The actual archive preserved at Birmingham comprises images both in negative and as prints, many of which were produced by Bedford senior. However, it is certain that a good number should be attributed to his son if not indeed to the band of workers who helped to operate the Camden Road business. Amongst these mention should be made of Robert Hayward who had worked for Bedford over a period of many years and wrote Francis’s obituaries. Another was George Harris who actually continued the business at Camden Road for approximately seven years after the death of Francis and it was probably he who co-operated with Catherall and Pritchard.  The archive probably remained at Camden Road until the family finally vacated the premises in about 1933 and eventually came into the possession of the Francis Frith Company which flourished until 1972. It was from this source that Birmingham Library Services acquired the remaining archive.

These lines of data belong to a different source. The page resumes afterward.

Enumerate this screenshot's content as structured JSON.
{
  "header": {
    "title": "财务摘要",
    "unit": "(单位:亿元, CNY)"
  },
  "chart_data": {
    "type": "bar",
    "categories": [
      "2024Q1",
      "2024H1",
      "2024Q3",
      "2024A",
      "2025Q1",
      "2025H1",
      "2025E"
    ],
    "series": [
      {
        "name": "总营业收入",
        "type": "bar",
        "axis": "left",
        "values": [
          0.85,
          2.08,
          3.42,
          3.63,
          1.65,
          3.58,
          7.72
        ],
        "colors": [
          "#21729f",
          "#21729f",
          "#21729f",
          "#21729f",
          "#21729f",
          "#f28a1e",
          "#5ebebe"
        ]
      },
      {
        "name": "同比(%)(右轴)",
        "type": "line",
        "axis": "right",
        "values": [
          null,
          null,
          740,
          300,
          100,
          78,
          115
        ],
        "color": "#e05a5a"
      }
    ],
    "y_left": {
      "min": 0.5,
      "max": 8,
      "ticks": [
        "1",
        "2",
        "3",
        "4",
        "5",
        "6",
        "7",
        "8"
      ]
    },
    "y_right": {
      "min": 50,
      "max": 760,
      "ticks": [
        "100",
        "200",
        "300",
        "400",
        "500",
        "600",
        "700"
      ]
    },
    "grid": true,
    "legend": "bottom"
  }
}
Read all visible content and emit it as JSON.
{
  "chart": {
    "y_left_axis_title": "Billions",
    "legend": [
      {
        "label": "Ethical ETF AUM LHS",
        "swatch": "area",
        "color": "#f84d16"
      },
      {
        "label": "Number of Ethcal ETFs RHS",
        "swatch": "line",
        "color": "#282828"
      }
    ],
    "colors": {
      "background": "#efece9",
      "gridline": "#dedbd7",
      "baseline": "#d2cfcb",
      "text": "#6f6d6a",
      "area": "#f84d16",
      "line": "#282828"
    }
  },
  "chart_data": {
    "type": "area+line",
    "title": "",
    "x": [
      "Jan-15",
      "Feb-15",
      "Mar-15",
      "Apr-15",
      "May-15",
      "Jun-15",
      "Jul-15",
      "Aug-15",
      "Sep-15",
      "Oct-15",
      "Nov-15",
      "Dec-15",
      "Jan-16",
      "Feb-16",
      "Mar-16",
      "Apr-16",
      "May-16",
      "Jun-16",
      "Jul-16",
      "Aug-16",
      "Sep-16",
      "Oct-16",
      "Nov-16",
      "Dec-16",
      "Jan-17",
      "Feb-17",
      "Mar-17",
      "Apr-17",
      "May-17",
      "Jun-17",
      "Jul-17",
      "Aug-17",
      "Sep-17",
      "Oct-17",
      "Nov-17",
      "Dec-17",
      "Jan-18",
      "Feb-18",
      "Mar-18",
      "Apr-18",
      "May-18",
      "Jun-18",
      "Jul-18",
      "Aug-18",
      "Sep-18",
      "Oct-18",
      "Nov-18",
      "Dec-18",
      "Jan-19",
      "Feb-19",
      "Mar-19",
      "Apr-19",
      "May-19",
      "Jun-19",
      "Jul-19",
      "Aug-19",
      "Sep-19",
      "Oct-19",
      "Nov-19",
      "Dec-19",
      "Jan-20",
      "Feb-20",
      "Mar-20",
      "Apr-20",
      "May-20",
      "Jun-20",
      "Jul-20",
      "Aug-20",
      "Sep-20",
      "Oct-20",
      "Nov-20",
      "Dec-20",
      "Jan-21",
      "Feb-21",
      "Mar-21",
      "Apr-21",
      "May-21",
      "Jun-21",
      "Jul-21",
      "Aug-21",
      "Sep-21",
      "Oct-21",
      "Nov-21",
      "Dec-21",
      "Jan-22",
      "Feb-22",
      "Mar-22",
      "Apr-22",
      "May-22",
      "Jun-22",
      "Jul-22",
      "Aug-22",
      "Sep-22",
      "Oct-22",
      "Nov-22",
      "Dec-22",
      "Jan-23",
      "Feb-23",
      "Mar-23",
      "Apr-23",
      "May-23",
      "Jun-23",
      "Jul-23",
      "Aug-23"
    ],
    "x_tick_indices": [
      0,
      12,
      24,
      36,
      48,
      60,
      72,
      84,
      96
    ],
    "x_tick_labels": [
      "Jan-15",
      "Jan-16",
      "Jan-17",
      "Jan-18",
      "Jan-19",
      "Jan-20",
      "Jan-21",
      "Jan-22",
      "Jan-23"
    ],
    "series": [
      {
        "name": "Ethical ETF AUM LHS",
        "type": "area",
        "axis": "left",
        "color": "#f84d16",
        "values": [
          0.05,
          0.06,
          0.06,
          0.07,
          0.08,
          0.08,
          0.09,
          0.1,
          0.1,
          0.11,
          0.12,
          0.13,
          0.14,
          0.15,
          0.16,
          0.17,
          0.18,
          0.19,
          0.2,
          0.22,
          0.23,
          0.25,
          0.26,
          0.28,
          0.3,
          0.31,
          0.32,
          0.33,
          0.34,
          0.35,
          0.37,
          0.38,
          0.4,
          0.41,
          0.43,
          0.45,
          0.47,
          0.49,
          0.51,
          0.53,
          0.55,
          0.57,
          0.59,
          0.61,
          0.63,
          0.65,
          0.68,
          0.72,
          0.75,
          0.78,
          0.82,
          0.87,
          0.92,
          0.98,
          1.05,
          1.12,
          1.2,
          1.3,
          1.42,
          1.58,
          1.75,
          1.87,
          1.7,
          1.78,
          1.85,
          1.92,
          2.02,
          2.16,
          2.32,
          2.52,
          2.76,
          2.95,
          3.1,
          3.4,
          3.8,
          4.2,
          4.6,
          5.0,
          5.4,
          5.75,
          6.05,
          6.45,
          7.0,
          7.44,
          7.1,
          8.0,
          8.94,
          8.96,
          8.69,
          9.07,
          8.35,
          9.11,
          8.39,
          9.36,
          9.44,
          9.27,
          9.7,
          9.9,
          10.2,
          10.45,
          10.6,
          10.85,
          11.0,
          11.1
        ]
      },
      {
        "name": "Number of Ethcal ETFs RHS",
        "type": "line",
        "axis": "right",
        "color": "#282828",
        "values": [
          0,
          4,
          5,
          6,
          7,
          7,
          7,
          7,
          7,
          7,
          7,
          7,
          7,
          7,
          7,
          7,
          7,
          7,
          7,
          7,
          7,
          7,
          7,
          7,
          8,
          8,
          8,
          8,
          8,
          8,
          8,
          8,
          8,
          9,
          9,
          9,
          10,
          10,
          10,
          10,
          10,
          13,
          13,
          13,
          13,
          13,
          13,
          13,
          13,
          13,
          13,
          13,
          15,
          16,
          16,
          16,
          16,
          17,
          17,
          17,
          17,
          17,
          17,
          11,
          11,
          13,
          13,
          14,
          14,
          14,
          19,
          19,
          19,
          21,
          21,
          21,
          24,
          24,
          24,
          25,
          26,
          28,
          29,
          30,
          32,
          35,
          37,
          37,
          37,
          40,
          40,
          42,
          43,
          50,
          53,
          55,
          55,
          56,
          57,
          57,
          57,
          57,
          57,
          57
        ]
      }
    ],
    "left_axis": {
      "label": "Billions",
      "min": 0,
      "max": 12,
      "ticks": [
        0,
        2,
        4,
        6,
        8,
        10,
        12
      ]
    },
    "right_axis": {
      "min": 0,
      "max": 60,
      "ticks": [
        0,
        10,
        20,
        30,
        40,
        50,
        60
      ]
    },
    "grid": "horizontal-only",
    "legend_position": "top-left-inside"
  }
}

Although Bedford’s published catalogue provides us with very little information about the chronology of the images it is clear that the 10 x 12 plates (Bedford’s preferred size) are amongst some of the earliest taken. Other early images can be identified by a physical examination of the plates for many bear the unmistakable signs of the paintbrush. Bedford lavished a great deal of attention on his interiors and many negatives have tissue paper pasted over given areas to hold back the light at one point and allow for greater intensity in another.  A review of an exhibition in the British Journal of Photography for August 1861 draws attention to Bedford’s photograph of the south-west door of Exeter Cathedral saying that it is ‘an extraordinary photograph’ in which ‘an accidental ray lights up in a marvellous manner the internal walls’. Many such photographs are indeed marvellous but the filtered light was far more contrived than the viewer thought.

Bedford’s importance as one of England’s foremost early landscape photographers has long been recognized but it also cannot be doubted that his architectural photographs are of almost equal importance and that his interiors would be difficult to better.